TRIBUNNEWS.COM - Sekretaris Jenderal (Sekjen) Free Palestine Network (FPN), Furqan AMC, mendorong pemerintah Indonesia di bawah kepemimpinan Presiden Prabowo Subianto untuk mengambil peran kepeloporan global melalui penyelenggaraan konferensi tingkat tinggi (KTT) darurat.

Hal ini terkait ketegangan konflik global seperti Palestina dengan Israel, serta Iran dengan Amerika Serikat (AS)-Israel.

Menurut Furqan, langkah tersebut penting untuk mengembalikan posisi strategis Indonesia dalam percaturan geopolitik dunia sekaligus mencegah eskalasi konflik global yang berpotensi mengarah pada perang dunia.

Furqan mengingatkan, sejarah mencatat Indonesia pernah menjadi pelopor melalui Konferensi Asia Afrika (KAA) yang digelar di Bandung pada 1955.

“Kita berharap Indonesia di bawah kepemimpinan Pak Prabowo Subianto mengambil kepeloporan historis sebagaimana kepeloporan yang telah diambil oleh Soekarno dan kawan-kawan mempelopori ya menginspirasi bangsa-bangsa Asia Afrika untuk bangkit dari kolonialisme dan imperialisme dengan cara bersolidaritas bahkan menggagas Konferensi Asia Afrika,” kata Furqan dalam dialog Overview Tribunnews, Rabu (1/4/2026).

Ia mengusulkan agar pemerintah segera menginisiasi forum internasional guna mengembalikan bandul geopolitik dunia ke Indonesia sehingga peran Indonesia menjadi lebih signifikan dalam menjaga perdamaian global.

Furqan menilai Indonesia memiliki rekam jejak historis dalam meredam konflik dunia, khususnya pada masa ketegangan bipolar antara Amerika Serikat dan Uni Soviet. 

"Saya kira sekarang dunia sedang menunggu Indonesia kembali," ungkapnya.

Dalam konteks kebijakan luar negeri, Furqan juga menyoroti sikap keras Presiden Prabowo terhadap imperialisme dalam berbagai forum internasional. 

Ia menilai sikap tersebut perlu diterjemahkan secara konkret oleh Kementerian Luar Negeri dalam langkah diplomatik di berbagai kawasan konflik.

Pemerintah Indonesia sendiri sebelumnya menegaskan pendekatan diplomasi yang realistis dan berhati-hati dalam merespons dinamika global, termasuk konflik di Timur Tengah dan isu Palestina.

Baca juga: Jet Tempur AS Jatuh di Iran, Pilot Diburu Lewat Sayembara Berhadiah

Kritik Keikutsertaan Board of Peace

Selain itu, Furqan juga meminta agar mempertimbangkan keterlibatan rencana penyiapan pasukan penjaga perdamaian di Gaza sebagai bagian dari Board of Peace (Dewan Perdamaian).

"Board of Peace itu sama sekali adalah bukan Dewan Perdamaian, dia adalah dewan perang.

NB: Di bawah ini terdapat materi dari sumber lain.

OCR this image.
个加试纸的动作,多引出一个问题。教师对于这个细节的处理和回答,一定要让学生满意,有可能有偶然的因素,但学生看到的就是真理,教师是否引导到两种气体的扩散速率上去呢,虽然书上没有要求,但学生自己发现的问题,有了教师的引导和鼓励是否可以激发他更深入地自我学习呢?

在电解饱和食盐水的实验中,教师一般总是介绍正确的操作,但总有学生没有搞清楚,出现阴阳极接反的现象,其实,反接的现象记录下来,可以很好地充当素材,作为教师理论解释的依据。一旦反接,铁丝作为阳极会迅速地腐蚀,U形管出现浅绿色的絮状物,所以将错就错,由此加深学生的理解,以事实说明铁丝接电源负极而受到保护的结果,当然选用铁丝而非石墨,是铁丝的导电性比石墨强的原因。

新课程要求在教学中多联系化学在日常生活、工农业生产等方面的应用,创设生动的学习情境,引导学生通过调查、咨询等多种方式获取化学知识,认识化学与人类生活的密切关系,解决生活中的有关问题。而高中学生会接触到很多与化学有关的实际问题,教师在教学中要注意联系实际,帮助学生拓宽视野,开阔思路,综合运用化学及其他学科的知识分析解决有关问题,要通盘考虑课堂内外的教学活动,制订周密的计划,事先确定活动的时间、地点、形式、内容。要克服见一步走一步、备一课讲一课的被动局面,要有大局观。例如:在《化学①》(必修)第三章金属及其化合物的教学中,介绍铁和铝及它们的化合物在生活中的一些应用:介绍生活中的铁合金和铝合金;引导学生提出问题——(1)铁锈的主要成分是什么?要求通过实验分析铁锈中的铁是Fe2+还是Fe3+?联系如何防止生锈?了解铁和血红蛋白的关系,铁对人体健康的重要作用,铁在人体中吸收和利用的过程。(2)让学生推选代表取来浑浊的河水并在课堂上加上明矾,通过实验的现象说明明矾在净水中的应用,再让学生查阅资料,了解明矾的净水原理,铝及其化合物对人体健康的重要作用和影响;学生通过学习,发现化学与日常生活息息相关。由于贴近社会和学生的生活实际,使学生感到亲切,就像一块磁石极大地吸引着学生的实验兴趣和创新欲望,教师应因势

Buktinya para petinggi Board of Peace itulah yang memulai perang sekarang di kawasan."

"Ini momentum. Makanya saya katakan tadi terbunuhnya atau gugurnya tiga prajurit kita ini menjadi alarm untuk membangunkan pemerintah bahwa kita harus menarik garis tegas ya terhadap Israel," tegasnya.

Furqan menekankan pentingnya sikap tegas Indonesia terhadap Israel serta perlunya memperkuat solidaritas dengan negara-negara yang disebutnya masih mengalami penjajahan, seperti Palestina, Lebanon, Yaman, dan Iran.

Lebih lanjut, Furqan menilai momentum gugurnya prajurit Indonesia dalam misi internasional harus menjadi peringatan bagi pemerintah untuk mengambil garis politik luar negeri yang lebih tegas.

“Indonesia harus kembali menjadi pelopor transformasi tatanan dunia dari unipolar menuju multipolar,” ujarnya.